Czy można nosić poszetkę gdy mamy koszulę bez krawata?
Można.
Szanowny Panie Janie,
Na początku chciałbym pogratulować bloga, bardzo cenne źródło informacji, podane w super przystępny sposób. Przechodząc do moich pytań – niedługo będę świadkiem na weselu swojego brata, zdecydowałem się na klasyczny, granatowy trzyczęściowy garnitur jednorzędowy z kamizelką z tego samego materiału.
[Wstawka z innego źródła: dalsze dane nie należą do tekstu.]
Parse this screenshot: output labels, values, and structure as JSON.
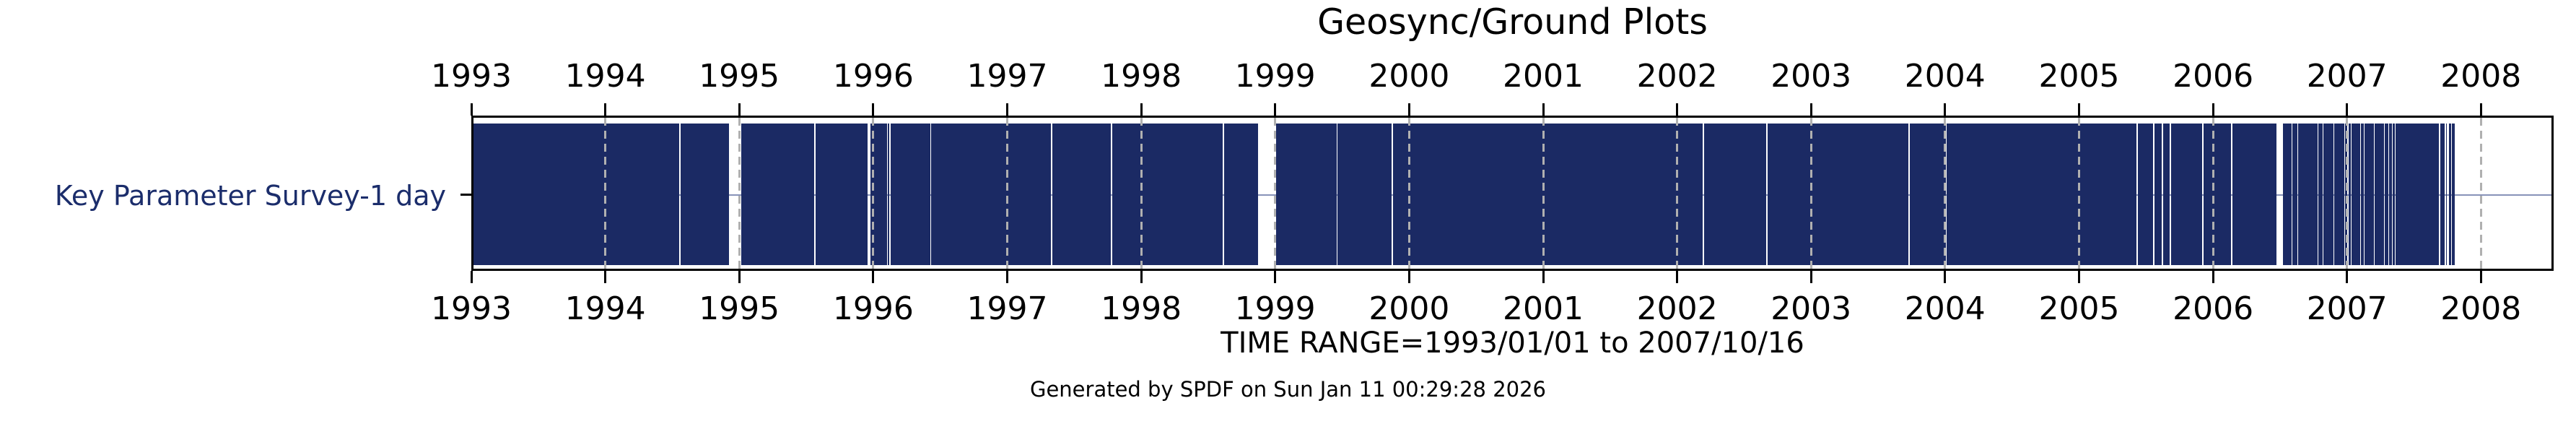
{
  "title": "Geosync/Ground Plots",
  "captions": {
    "time_range": "TIME RANGE=1993/01/01 to 2007/10/16",
    "generated": "Generated by SPDF on Sun Jan 11 00:29:28 2026"
  },
  "colors": {
    "bar": "#1b2a64",
    "row_label_text": "#1b2d6b",
    "row_center_line": "#8893b8",
    "gridline": "#b0b0b0",
    "axis": "#000000",
    "background": "#ffffff"
  },
  "chart_data": {
    "type": "bar",
    "subtype": "time-availability-timeline",
    "title": "Geosync/Ground Plots",
    "grid": "vertical-dashed-at-each-year",
    "legend": "none",
    "x_domain_years": [
      1993.0,
      2008.51
    ],
    "x_ticks": [
      1993,
      1994,
      1995,
      1996,
      1997,
      1998,
      1999,
      2000,
      2001,
      2002,
      2003,
      2004,
      2005,
      2006,
      2007,
      2008
    ],
    "x_tick_label_sides": [
      "top",
      "bottom"
    ],
    "time_range": {
      "start": "1993/01/01",
      "end": "2007/10/16"
    },
    "rows": [
      {
        "label": "Key Parameter Survey-1 day",
        "segments_years": [
          [
            1993.0,
            1994.537
          ],
          [
            1994.548,
            1994.908
          ],
          [
            1995.0,
            1995.543
          ],
          [
            1995.551,
            1995.941
          ],
          [
            1995.962,
            1996.086
          ],
          [
            1996.094,
            1996.105
          ],
          [
            1996.113,
            1996.409
          ],
          [
            1996.417,
            1997.312
          ],
          [
            1997.32,
            1997.758
          ],
          [
            1997.766,
            1998.591
          ],
          [
            1998.602,
            1998.855
          ],
          [
            1998.989,
            1999.441
          ],
          [
            1999.449,
            1999.855
          ],
          [
            1999.863,
            2002.177
          ],
          [
            2002.185,
            2002.65
          ],
          [
            2002.658,
            2003.71
          ],
          [
            2003.718,
            2003.989
          ],
          [
            2003.997,
            2005.414
          ],
          [
            2005.422,
            2005.538
          ],
          [
            2005.546,
            2005.602
          ],
          [
            2005.61,
            2005.661
          ],
          [
            2005.669,
            2005.903
          ],
          [
            2005.911,
            2006.118
          ],
          [
            2006.126,
            2006.457
          ],
          [
            2006.505,
            2006.57
          ],
          [
            2006.578,
            2006.613
          ],
          [
            2006.621,
            2006.763
          ],
          [
            2006.771,
            2006.801
          ],
          [
            2006.809,
            2006.882
          ],
          [
            2006.89,
            2006.962
          ],
          [
            2006.97,
            2006.984
          ],
          [
            2006.995,
            2007.011
          ],
          [
            2007.019,
            2007.081
          ],
          [
            2007.089,
            2007.108
          ],
          [
            2007.116,
            2007.183
          ],
          [
            2007.191,
            2007.258
          ],
          [
            2007.266,
            2007.29
          ],
          [
            2007.298,
            2007.317
          ],
          [
            2007.325,
            2007.339
          ],
          [
            2007.347,
            2007.672
          ],
          [
            2007.68,
            2007.715
          ],
          [
            2007.723,
            2007.731
          ],
          [
            2007.747,
            2007.763
          ],
          [
            2007.768,
            2007.79
          ]
        ]
      }
    ]
  }
}
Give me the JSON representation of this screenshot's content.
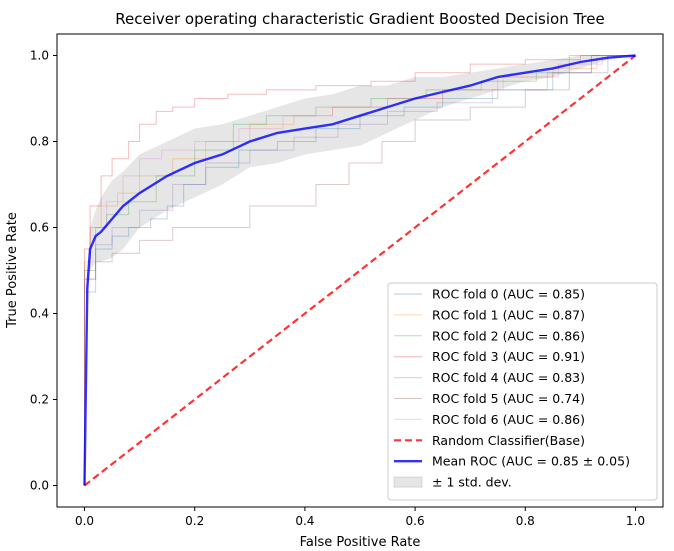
{
  "chart_data": {
    "type": "line",
    "title": "Receiver operating characteristic Gradient Boosted Decision Tree",
    "xlabel": "False Positive Rate",
    "ylabel": "True Positive Rate",
    "xlim": [
      -0.05,
      1.05
    ],
    "ylim": [
      -0.05,
      1.05
    ],
    "xticks": [
      "0.0",
      "0.2",
      "0.4",
      "0.6",
      "0.8",
      "1.0"
    ],
    "yticks": [
      "0.0",
      "0.2",
      "0.4",
      "0.6",
      "0.8",
      "1.0"
    ],
    "legend_position": "lower-right",
    "grid": false,
    "series": [
      {
        "name": "ROC fold 0 (AUC = 0.85)",
        "color": "#1f77b4",
        "style": "step-thin",
        "x": [
          0,
          0,
          0.02,
          0.02,
          0.05,
          0.05,
          0.08,
          0.08,
          0.12,
          0.12,
          0.15,
          0.15,
          0.18,
          0.18,
          0.22,
          0.22,
          0.28,
          0.28,
          0.35,
          0.35,
          0.42,
          0.42,
          0.5,
          0.5,
          0.58,
          0.58,
          0.65,
          0.65,
          0.75,
          0.75,
          0.85,
          0.85,
          0.92,
          0.92,
          1
        ],
        "y": [
          0,
          0.45,
          0.45,
          0.55,
          0.55,
          0.58,
          0.58,
          0.6,
          0.6,
          0.62,
          0.62,
          0.65,
          0.65,
          0.7,
          0.7,
          0.74,
          0.74,
          0.78,
          0.78,
          0.8,
          0.8,
          0.83,
          0.83,
          0.86,
          0.86,
          0.88,
          0.88,
          0.9,
          0.9,
          0.92,
          0.92,
          0.96,
          0.96,
          1.0,
          1.0
        ]
      },
      {
        "name": "ROC fold 1 (AUC = 0.87)",
        "color": "#ff7f0e",
        "style": "step-thin",
        "x": [
          0,
          0,
          0.01,
          0.01,
          0.03,
          0.03,
          0.06,
          0.06,
          0.1,
          0.1,
          0.16,
          0.16,
          0.22,
          0.22,
          0.3,
          0.3,
          0.38,
          0.38,
          0.45,
          0.45,
          0.55,
          0.55,
          0.65,
          0.65,
          0.75,
          0.75,
          0.85,
          0.85,
          0.93,
          0.93,
          1
        ],
        "y": [
          0,
          0.52,
          0.52,
          0.6,
          0.6,
          0.65,
          0.65,
          0.68,
          0.68,
          0.72,
          0.72,
          0.76,
          0.76,
          0.8,
          0.8,
          0.84,
          0.84,
          0.86,
          0.86,
          0.88,
          0.88,
          0.9,
          0.9,
          0.92,
          0.92,
          0.95,
          0.95,
          0.97,
          0.97,
          1.0,
          1.0
        ]
      },
      {
        "name": "ROC fold 2 (AUC = 0.86)",
        "color": "#2ca02c",
        "style": "step-thin",
        "x": [
          0,
          0,
          0.02,
          0.02,
          0.04,
          0.04,
          0.08,
          0.08,
          0.13,
          0.13,
          0.2,
          0.2,
          0.27,
          0.27,
          0.33,
          0.33,
          0.42,
          0.42,
          0.52,
          0.52,
          0.62,
          0.62,
          0.72,
          0.72,
          0.82,
          0.82,
          0.88,
          0.88,
          1
        ],
        "y": [
          0,
          0.5,
          0.5,
          0.6,
          0.6,
          0.63,
          0.63,
          0.66,
          0.66,
          0.72,
          0.72,
          0.78,
          0.78,
          0.84,
          0.84,
          0.86,
          0.86,
          0.88,
          0.88,
          0.9,
          0.9,
          0.92,
          0.92,
          0.94,
          0.94,
          0.96,
          0.96,
          1.0,
          1.0
        ]
      },
      {
        "name": "ROC fold 3 (AUC = 0.91)",
        "color": "#d62728",
        "style": "step-thin",
        "x": [
          0,
          0,
          0.01,
          0.01,
          0.03,
          0.03,
          0.05,
          0.05,
          0.08,
          0.08,
          0.1,
          0.1,
          0.13,
          0.13,
          0.16,
          0.16,
          0.2,
          0.2,
          0.26,
          0.26,
          0.33,
          0.33,
          0.42,
          0.42,
          0.52,
          0.52,
          0.6,
          0.6,
          0.7,
          0.7,
          0.8,
          0.8,
          0.9,
          0.9,
          1
        ],
        "y": [
          0,
          0.55,
          0.55,
          0.65,
          0.65,
          0.72,
          0.72,
          0.76,
          0.76,
          0.8,
          0.8,
          0.84,
          0.84,
          0.87,
          0.87,
          0.88,
          0.88,
          0.9,
          0.9,
          0.91,
          0.91,
          0.92,
          0.92,
          0.93,
          0.93,
          0.94,
          0.94,
          0.96,
          0.96,
          0.98,
          0.98,
          0.99,
          0.99,
          1.0,
          1.0
        ]
      },
      {
        "name": "ROC fold 4 (AUC = 0.83)",
        "color": "#9467bd",
        "style": "step-thin",
        "x": [
          0,
          0,
          0.02,
          0.02,
          0.05,
          0.05,
          0.1,
          0.1,
          0.16,
          0.16,
          0.22,
          0.22,
          0.3,
          0.3,
          0.38,
          0.38,
          0.46,
          0.46,
          0.55,
          0.55,
          0.64,
          0.64,
          0.74,
          0.74,
          0.84,
          0.84,
          0.92,
          0.92,
          1
        ],
        "y": [
          0,
          0.48,
          0.48,
          0.56,
          0.56,
          0.6,
          0.6,
          0.64,
          0.64,
          0.7,
          0.7,
          0.75,
          0.75,
          0.78,
          0.78,
          0.81,
          0.81,
          0.84,
          0.84,
          0.87,
          0.87,
          0.89,
          0.89,
          0.92,
          0.92,
          0.96,
          0.96,
          1.0,
          1.0
        ]
      },
      {
        "name": "ROC fold 5 (AUC = 0.74)",
        "color": "#8c564b",
        "style": "step-thin",
        "x": [
          0,
          0,
          0.02,
          0.02,
          0.05,
          0.05,
          0.1,
          0.1,
          0.16,
          0.16,
          0.3,
          0.3,
          0.42,
          0.42,
          0.48,
          0.48,
          0.54,
          0.54,
          0.6,
          0.6,
          0.7,
          0.7,
          0.8,
          0.8,
          0.88,
          0.88,
          0.95,
          0.95,
          1
        ],
        "y": [
          0,
          0.48,
          0.48,
          0.52,
          0.52,
          0.54,
          0.54,
          0.57,
          0.57,
          0.6,
          0.6,
          0.65,
          0.65,
          0.7,
          0.7,
          0.75,
          0.75,
          0.8,
          0.8,
          0.85,
          0.85,
          0.88,
          0.88,
          0.92,
          0.92,
          0.96,
          0.96,
          1.0,
          1.0
        ]
      },
      {
        "name": "ROC fold 6 (AUC = 0.86)",
        "color": "#e377c2",
        "style": "step-thin",
        "x": [
          0,
          0,
          0.01,
          0.01,
          0.04,
          0.04,
          0.07,
          0.07,
          0.1,
          0.1,
          0.14,
          0.14,
          0.2,
          0.2,
          0.28,
          0.28,
          0.36,
          0.36,
          0.45,
          0.45,
          0.55,
          0.55,
          0.65,
          0.65,
          0.76,
          0.76,
          0.86,
          0.86,
          0.94,
          0.94,
          1
        ],
        "y": [
          0,
          0.5,
          0.5,
          0.6,
          0.6,
          0.66,
          0.66,
          0.72,
          0.72,
          0.76,
          0.76,
          0.78,
          0.78,
          0.8,
          0.8,
          0.83,
          0.83,
          0.86,
          0.86,
          0.88,
          0.88,
          0.9,
          0.9,
          0.92,
          0.92,
          0.95,
          0.95,
          0.98,
          0.98,
          1.0,
          1.0
        ]
      },
      {
        "name": "Random Classifier(Base)",
        "color": "#ff0000",
        "style": "dashed",
        "x": [
          0,
          1
        ],
        "y": [
          0,
          1
        ]
      },
      {
        "name": "Mean ROC (AUC = 0.85 ± 0.05)",
        "color": "#0000ff",
        "style": "thick",
        "x": [
          0,
          0.005,
          0.01,
          0.02,
          0.03,
          0.05,
          0.07,
          0.1,
          0.15,
          0.2,
          0.25,
          0.3,
          0.35,
          0.4,
          0.45,
          0.5,
          0.55,
          0.6,
          0.65,
          0.7,
          0.75,
          0.8,
          0.85,
          0.9,
          0.95,
          1.0
        ],
        "y": [
          0,
          0.46,
          0.55,
          0.58,
          0.59,
          0.62,
          0.65,
          0.68,
          0.72,
          0.75,
          0.77,
          0.8,
          0.82,
          0.83,
          0.84,
          0.86,
          0.88,
          0.9,
          0.915,
          0.93,
          0.95,
          0.96,
          0.97,
          0.985,
          0.995,
          1.0
        ]
      }
    ],
    "std_band": {
      "name": "± 1 std. dev.",
      "color": "#808080",
      "x": [
        0,
        0.005,
        0.01,
        0.02,
        0.03,
        0.05,
        0.07,
        0.1,
        0.15,
        0.2,
        0.25,
        0.3,
        0.35,
        0.4,
        0.45,
        0.5,
        0.55,
        0.6,
        0.65,
        0.7,
        0.75,
        0.8,
        0.85,
        0.9,
        0.95,
        1.0
      ],
      "upper": [
        0,
        0.5,
        0.6,
        0.64,
        0.67,
        0.71,
        0.73,
        0.77,
        0.8,
        0.83,
        0.84,
        0.86,
        0.88,
        0.9,
        0.91,
        0.93,
        0.93,
        0.95,
        0.95,
        0.96,
        0.97,
        0.98,
        0.99,
        1.0,
        1.0,
        1.0
      ],
      "lower": [
        0,
        0.42,
        0.5,
        0.52,
        0.52,
        0.53,
        0.55,
        0.6,
        0.64,
        0.67,
        0.7,
        0.74,
        0.75,
        0.77,
        0.78,
        0.79,
        0.82,
        0.85,
        0.88,
        0.9,
        0.92,
        0.94,
        0.95,
        0.97,
        0.99,
        1.0
      ]
    }
  }
}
Do tego klasycznie biała koszula z mankietami na spinki i krytą plisą, muszka i poszetka – i tutaj pojawiają się moje 2 pytania:
1. Czy taka poszetka z niebieskim obszyciem, złożona po prezydencku, będzie odpowiednia, czy raczej nastawiać się na w pełni białą lub złożyć tę w ten sposób, aby owego niebieskiego obszycia nie było widać?
https://bytom.com.pl/bladoniebieska-poszetka-bytom-49480-1
2. Zdecydowałem się na raczej klasyczny, elegancki ubiór, czy w związku z tym, jedwabna czerwona mucha nie będzie zgrzytem sprawiającym, że będę wyglądał jak ze studniówki ? Czy w tym przypadku nie lepiej zdecydować się na muchę w kolorze stonowanym – granat lub podobne, lub ostatecznie postawić na krawat w odcieniach błękitu, który dobrze zgrywałby się niebieskim motywem z powyższej poszetki?
Dziękuję 🙂
Poszetka jest bardzo ładna i nadaje się do uroczystego stroju świadka na ślubie. Trzeba jednak pamiętać o tym, że poszetka biała jest najbardziej elegancka. Najlepiej wypróbować obydwie wersje – wkładając poszetkę odpowiednią stroną – i ocenić jak to wygląda w wersji białej i błękitnej.
Proponuję też przemyśleć sprawę czerwonej muszki. Wprawdzie decydujące znaczenie ma jej odcień i być może nie wygląda źle, ale jeśli ma ocień jaskrawy, przykuwający uwagę, to nie jest to dobry wybór. W ogóle w przypadku wyboru muszki, kluczową sprawą jest to, żeby była to muszka wiązana a nie gotowa. Ta druga wygląda pretensjonalnie i razi swoją sztucznością. A ponieważ – jak przypuszczam – na co dzień nie nosi Pan muszek, to może Pan sobie nawet nie zdawać sprawy z tego jak złe wrażenie robi muszka gotowa. Moim zdaniem dobrze wyglądałaby muszka granatowa z jakiś wzorem – np. w białe lub błękitne grochy. Gdyby decydował się Pan na krawat to proszę pamiętać, że krawaty w ciemnych kolorach sprawiają na obserwatorach wrażenie bardziej eleganckich niż krawaty jasne. Zatem granat, bordo, butelkowa zieleń będą się lepiej prezentować niż błękit, czerwień, jasna szarość. Krawat nie musi być gładki; dyskretny wzór może mu dodać życia, byle nie był zbyt dominujący.